Marxism has very little quarrel with the mighty ideals of liberal Enlightenment. It simply inquires with a certain faux naïveté why, whenever there is an attempt to realize them, they tend to twist by some inexorable logic into their opposites, so that freedom for some becomes exploitation for others, notional equality generates real inequalities, and so on. Liberalism is an exhilarating tale of emancipation from the prelates and patriarchs, insisting as it does on the scandalous truth that men and women are free, equal, self-determining agents simply by virtue of their membership of the human species.

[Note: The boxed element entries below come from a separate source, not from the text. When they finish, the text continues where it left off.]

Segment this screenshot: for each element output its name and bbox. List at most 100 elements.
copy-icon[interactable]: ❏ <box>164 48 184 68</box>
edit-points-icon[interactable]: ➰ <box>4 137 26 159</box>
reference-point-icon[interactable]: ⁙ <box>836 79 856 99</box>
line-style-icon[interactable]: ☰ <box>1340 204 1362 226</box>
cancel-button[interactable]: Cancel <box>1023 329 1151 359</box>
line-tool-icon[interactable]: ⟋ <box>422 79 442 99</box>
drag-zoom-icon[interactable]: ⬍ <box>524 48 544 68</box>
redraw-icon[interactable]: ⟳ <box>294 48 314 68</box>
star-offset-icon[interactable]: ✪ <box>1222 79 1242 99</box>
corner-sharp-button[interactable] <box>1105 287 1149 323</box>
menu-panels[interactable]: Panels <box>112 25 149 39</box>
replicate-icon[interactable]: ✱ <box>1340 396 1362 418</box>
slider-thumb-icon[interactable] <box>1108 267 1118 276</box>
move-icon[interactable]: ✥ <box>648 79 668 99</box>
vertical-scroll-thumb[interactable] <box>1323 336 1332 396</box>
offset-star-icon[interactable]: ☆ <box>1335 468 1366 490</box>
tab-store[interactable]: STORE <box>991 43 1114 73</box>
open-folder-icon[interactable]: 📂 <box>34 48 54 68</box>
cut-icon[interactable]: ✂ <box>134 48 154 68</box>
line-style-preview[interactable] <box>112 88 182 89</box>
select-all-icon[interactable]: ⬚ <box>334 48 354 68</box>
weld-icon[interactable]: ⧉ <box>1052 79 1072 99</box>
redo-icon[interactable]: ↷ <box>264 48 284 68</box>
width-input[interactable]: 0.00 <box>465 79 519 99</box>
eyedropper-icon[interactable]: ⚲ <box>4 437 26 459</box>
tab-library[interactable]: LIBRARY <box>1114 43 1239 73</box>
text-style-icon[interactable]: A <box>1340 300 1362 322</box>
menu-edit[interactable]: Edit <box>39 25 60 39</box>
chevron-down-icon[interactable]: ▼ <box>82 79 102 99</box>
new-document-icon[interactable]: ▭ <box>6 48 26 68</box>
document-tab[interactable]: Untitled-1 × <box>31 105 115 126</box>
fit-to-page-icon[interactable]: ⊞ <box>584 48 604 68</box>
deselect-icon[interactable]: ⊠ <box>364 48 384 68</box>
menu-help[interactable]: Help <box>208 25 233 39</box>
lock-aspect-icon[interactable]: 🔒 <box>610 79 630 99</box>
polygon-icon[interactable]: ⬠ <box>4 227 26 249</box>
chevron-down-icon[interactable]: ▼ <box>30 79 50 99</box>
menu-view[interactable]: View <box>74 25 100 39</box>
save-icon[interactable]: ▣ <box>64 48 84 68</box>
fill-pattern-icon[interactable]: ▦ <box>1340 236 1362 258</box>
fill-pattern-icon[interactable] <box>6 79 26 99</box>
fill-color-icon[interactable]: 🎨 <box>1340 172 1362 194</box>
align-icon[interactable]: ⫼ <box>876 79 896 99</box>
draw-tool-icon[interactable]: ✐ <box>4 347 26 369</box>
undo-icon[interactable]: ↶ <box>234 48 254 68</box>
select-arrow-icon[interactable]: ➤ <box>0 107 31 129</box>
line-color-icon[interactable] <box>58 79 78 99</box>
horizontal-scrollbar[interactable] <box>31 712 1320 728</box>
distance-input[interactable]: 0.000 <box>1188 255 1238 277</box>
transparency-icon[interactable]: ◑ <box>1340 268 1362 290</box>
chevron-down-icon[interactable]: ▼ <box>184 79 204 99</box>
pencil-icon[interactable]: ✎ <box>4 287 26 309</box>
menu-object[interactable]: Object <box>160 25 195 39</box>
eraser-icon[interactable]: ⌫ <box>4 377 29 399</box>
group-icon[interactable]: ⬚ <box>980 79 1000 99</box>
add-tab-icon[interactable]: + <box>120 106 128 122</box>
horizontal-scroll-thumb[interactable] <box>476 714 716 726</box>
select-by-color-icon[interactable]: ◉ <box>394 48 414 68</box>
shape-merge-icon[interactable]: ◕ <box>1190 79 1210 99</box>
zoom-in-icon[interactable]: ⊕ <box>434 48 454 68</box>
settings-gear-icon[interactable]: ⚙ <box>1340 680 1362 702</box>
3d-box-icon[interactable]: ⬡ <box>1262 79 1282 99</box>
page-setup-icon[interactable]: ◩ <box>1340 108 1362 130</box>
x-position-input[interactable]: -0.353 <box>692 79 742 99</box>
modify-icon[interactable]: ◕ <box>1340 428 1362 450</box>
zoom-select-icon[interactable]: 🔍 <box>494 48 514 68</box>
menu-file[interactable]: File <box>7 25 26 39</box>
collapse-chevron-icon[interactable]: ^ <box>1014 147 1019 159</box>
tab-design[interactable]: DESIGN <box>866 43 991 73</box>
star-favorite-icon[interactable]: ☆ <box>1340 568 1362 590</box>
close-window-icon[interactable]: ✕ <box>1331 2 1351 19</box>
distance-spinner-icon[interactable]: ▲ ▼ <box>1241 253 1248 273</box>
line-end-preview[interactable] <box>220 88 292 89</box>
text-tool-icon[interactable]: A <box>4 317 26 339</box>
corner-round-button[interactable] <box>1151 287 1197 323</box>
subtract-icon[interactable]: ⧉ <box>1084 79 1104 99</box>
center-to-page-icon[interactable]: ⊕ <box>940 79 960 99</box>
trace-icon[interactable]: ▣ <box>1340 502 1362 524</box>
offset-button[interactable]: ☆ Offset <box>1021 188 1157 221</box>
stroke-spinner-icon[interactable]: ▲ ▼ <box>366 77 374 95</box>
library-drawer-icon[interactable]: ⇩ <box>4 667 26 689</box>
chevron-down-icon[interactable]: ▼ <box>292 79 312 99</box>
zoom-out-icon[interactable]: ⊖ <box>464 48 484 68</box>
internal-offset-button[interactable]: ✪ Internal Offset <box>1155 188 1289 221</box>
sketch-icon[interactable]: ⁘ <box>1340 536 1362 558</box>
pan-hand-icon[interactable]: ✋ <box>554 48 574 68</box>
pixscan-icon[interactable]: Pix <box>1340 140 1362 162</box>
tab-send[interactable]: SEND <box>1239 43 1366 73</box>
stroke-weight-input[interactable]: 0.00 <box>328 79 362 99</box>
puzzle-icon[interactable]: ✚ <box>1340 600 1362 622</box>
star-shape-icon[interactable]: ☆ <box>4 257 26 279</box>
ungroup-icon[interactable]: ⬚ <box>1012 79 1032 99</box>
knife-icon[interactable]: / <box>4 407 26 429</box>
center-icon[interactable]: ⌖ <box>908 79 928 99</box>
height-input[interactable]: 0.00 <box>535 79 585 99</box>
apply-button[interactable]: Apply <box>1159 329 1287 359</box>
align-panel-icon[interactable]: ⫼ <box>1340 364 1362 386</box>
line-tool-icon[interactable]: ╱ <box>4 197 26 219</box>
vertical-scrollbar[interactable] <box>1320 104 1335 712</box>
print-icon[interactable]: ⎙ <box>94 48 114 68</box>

This is one of the most astonishingly radical insights ever to see the light of day, though it had a precedent in Judeo-Christianity. In its heyday, middle-class liberalism was far more of a revolutionary current than socialism has ever managed to be. Any socialism which fails to build on its magnificent achievements risks moral and material bankruptcy from the outset.

At the same time, liberalism fostered an atomistic notion of the self, a bloodlessly contractual view of human relations, a meagerly utilitarian version of ethics, a crudely instrumental idea of reason, a doctrinal suspicion of doctrine, an impoverished sense of human communality, a self-satisfied faith in progress and civility, a purblindness to the more malign aspects of human nature, and a witheringly negative view of power, the state, freedom, and tradition. Reason as a form of dominion has given birth to some of the very aspects of Western civilization to which Islamic radicalism is a pathological reaction. In this sense, the civilized and the barbarous, the enlightened and the irrational, are by no means the simple antitheses they may appear.

From Reason, Faith and Revolution, pp.93f.